During the first week in December, the Supreme Court decided to hear the critical case of American Electric Power Company v. State of Connecticut next spring. The case is fundamental since the decision will have a direct impact on the regulation of greenhouse gas emissions. The case originated in 2004 when eight states (New York, Connecticut, California, Iowa, New Jersey, Rhode Island, Vermont, and Wisconsin) filed suit against six major US power companies (American Electric Power Co., American Electric Power Service Corp., Southern Company, the Tennessee Valley Authority, Xcel Energy, and Cinergy Corp.). As reported by Warren Richey of the Christian Science Monitor the prosecution “seeks a judicial order declaring that the fossil-fueled power plants are a ‘public nuisance.’” They also want “a judicial order capping the plants’ greenhouse gas emissions” along with a mandate that power plants “adopt a schedule of reduced emissions in future years.”

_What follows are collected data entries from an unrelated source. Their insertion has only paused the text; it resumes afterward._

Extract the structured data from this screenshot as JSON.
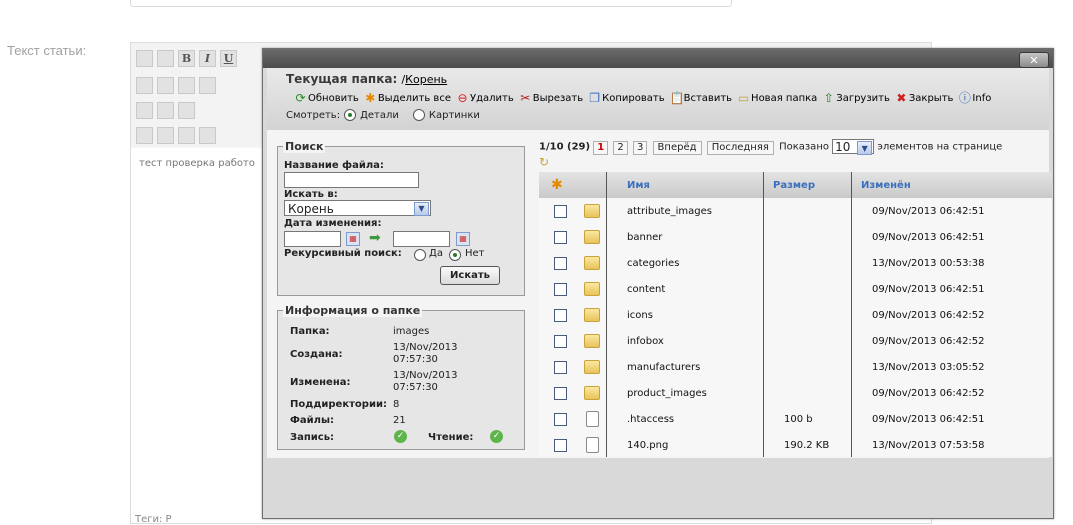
{
  "background": {
    "field_label": "Текст статьи:",
    "editor_text": "тест проверка работо",
    "tags_text": "Теги: Р",
    "toolbar_letters": [
      "B",
      "I",
      "U"
    ]
  },
  "dialog": {
    "close_label": "✕",
    "current_folder_label": "Текущая папка:",
    "current_folder_prefix": "/",
    "current_folder_link": "Корень",
    "actions": [
      {
        "label": "Обновить",
        "icon": "refresh-icon",
        "glyph": "⟳",
        "color": "#2a8a2a"
      },
      {
        "label": "Выделить все",
        "icon": "select-all-icon",
        "glyph": "✱",
        "color": "#e58a00"
      },
      {
        "label": "Удалить",
        "icon": "delete-icon",
        "glyph": "⊖",
        "color": "#d02020"
      },
      {
        "label": "Вырезать",
        "icon": "cut-icon",
        "glyph": "✂",
        "color": "#b02020"
      },
      {
        "label": "Копировать",
        "icon": "copy-icon",
        "glyph": "❐",
        "color": "#3a6fbd"
      },
      {
        "label": "Вставить",
        "icon": "paste-icon",
        "glyph": "📋",
        "color": "#a0702a"
      },
      {
        "label": "Новая папка",
        "icon": "new-folder-icon",
        "glyph": "▭",
        "color": "#c9a23a"
      },
      {
        "label": "Загрузить",
        "icon": "upload-icon",
        "glyph": "⇧",
        "color": "#2a7a2a"
      },
      {
        "label": "Закрыть",
        "icon": "close-x-icon",
        "glyph": "✖",
        "color": "#d02020"
      },
      {
        "label": "Info",
        "icon": "info-icon",
        "glyph": "ⓘ",
        "color": "#2a5fbd"
      }
    ],
    "view_label": "Смотреть:",
    "view_options": [
      "Детали",
      "Картинки"
    ],
    "search": {
      "title": "Поиск",
      "filename_label": "Название файла:",
      "filename_value": "",
      "search_in_label": "Искать в:",
      "search_in_value": "Корень",
      "date_label": "Дата изменения:",
      "recursive_label": "Рекурсивный поиск:",
      "recursive_yes": "Да",
      "recursive_no": "Нет",
      "search_button": "Искать"
    },
    "folder_info": {
      "title": "Информация о папке",
      "folder_label": "Папка:",
      "folder_value": "images",
      "created_label": "Создана:",
      "created_value_1": "13/Nov/2013",
      "created_value_2": "07:57:30",
      "modified_label": "Изменена:",
      "modified_value_1": "13/Nov/2013",
      "modified_value_2": "07:57:30",
      "subdirs_label": "Поддиректории:",
      "subdirs_value": "8",
      "files_label": "Файлы:",
      "files_value": "21",
      "write_label": "Запись:",
      "read_label": "Чтение:"
    },
    "pager": {
      "summary": "1/10 (29)",
      "pages": [
        "1",
        "2",
        "3"
      ],
      "next_label": "Вперёд",
      "last_label": "Последняя",
      "shown_label": "Показано",
      "per_page": "10",
      "tail_label": "элементов на странице"
    },
    "table": {
      "columns": [
        "Имя",
        "Размер",
        "Изменён"
      ],
      "rows": [
        {
          "name": "attribute_images",
          "size": "",
          "modified": "09/Nov/2013 06:42:51",
          "type": "folder"
        },
        {
          "name": "banner",
          "size": "",
          "modified": "09/Nov/2013 06:42:51",
          "type": "folder"
        },
        {
          "name": "categories",
          "size": "",
          "modified": "13/Nov/2013 00:53:38",
          "type": "folder"
        },
        {
          "name": "content",
          "size": "",
          "modified": "09/Nov/2013 06:42:51",
          "type": "folder"
        },
        {
          "name": "icons",
          "size": "",
          "modified": "09/Nov/2013 06:42:52",
          "type": "folder"
        },
        {
          "name": "infobox",
          "size": "",
          "modified": "09/Nov/2013 06:42:52",
          "type": "folder"
        },
        {
          "name": "manufacturers",
          "size": "",
          "modified": "13/Nov/2013 03:05:52",
          "type": "folder"
        },
        {
          "name": "product_images",
          "size": "",
          "modified": "09/Nov/2013 06:42:52",
          "type": "folder"
        },
        {
          "name": ".htaccess",
          "size": "100 b",
          "modified": "09/Nov/2013 06:42:51",
          "type": "file"
        },
        {
          "name": "140.png",
          "size": "190.2 KB",
          "modified": "13/Nov/2013 07:53:58",
          "type": "file"
        }
      ]
    }
  }
}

The prosecution claims that these six power companies “emit 650 tons per year of carbon dioxide, or roughly one-quarter of the US electric power sector’s carbon-dioxide emissions.” Furthermore, these vast quantities of emissions may affect ‘an abrupt and catastrophic change in the earth’s climate.’ The prosecution also argues that within the next century the country will face “prolonged heat waves, increased smog, beach erosion, inundation of coastal land with sea level rise, more droughts and floods, increased wildfires, and reduced biodiversity.” The cost of the damage that these climate changes are projected to wreak on “the environment, residents, and property” is estimated to be roughly a billion dollars.
A representative for the defendants, who provide electricity for millions of American homes in twenty-one states, rejected the legitimacy of the prosecution’s case, saying: ‘Virtually every entity and industry in the world is responsible for some emissions of carbon dioxide and is thus a potential defendant in climate change nuisance actions under the theory of this case.’
In an act of solidarity with the power companies, twelve states (Indiana, Arkansas, Hawaii, Kansas, Kentucky, Nebraska, North Dakota, Ohio, Pennsylvania, South Carolina, Utah, and Wyoming.) filed a “friend-of-the-court brief.” In the brief, Thomas Fischer, the Solicitor General of Indiana, wrote: ‘The theory of liability being advanced here has no limiting principle … It would permit federal courts to impose CO2 emission limits on any entity in the country, and one might reasonably expect that the major economic actors of each state, not to mention state government entities themselves, would be on a list of potential defendants.’
The significance of the case revolves around two points: (1) who may be considered, and held, responsible for contributing to global climate change, and (2) who has the legitimate authority to regulate greenhouse gas emissions. The defendants perceive the weight of these points, but believe that these questions should be answered on the level of policy and not in the courtroom. The Obama administration, as well, filed a brief indicating that the Environmental Protection Agency, under the auspices of the Clean Air Act, has been given the responsibility of regulating emissions from power plants. According to the brief, the EPA is currently investigating how regulation can be most effectively achieved.
Liberal Evangelicals are practiced in weighing the arguments and evidence presented by both sides. And, they are adept at generating innovative solutions that draw from the strengths of both while attempting to minimize the harmful aspects of each. In the case of American Electric Power Company v. State of Connecticut, it seems that the method employed by Liberal Evangelicals may present a productive and viable way forward. The stakes are high, and the issues are relevant. Americans need electricity and Americans need a healthy environment. Americans need to protect the natural resources of the land and Americans need a stable economy. When the polarization of argumentation is diminished, new potential solutions rise to the surface, as Liberal Evangelicals know quite well. So, in this case, is it possible that the issues could be reframed? Could possible solutions derive from rethinking the way Americans consume energy and the way Americans generate electricity. Could possible solutions arise from rethinking the way Americans relate to nature and the way Americans structure their economy? The beauty of the Liberal Evangelical approach is that it is not limited to the realm of religion alone. This method is fruitful for other areas of life as well.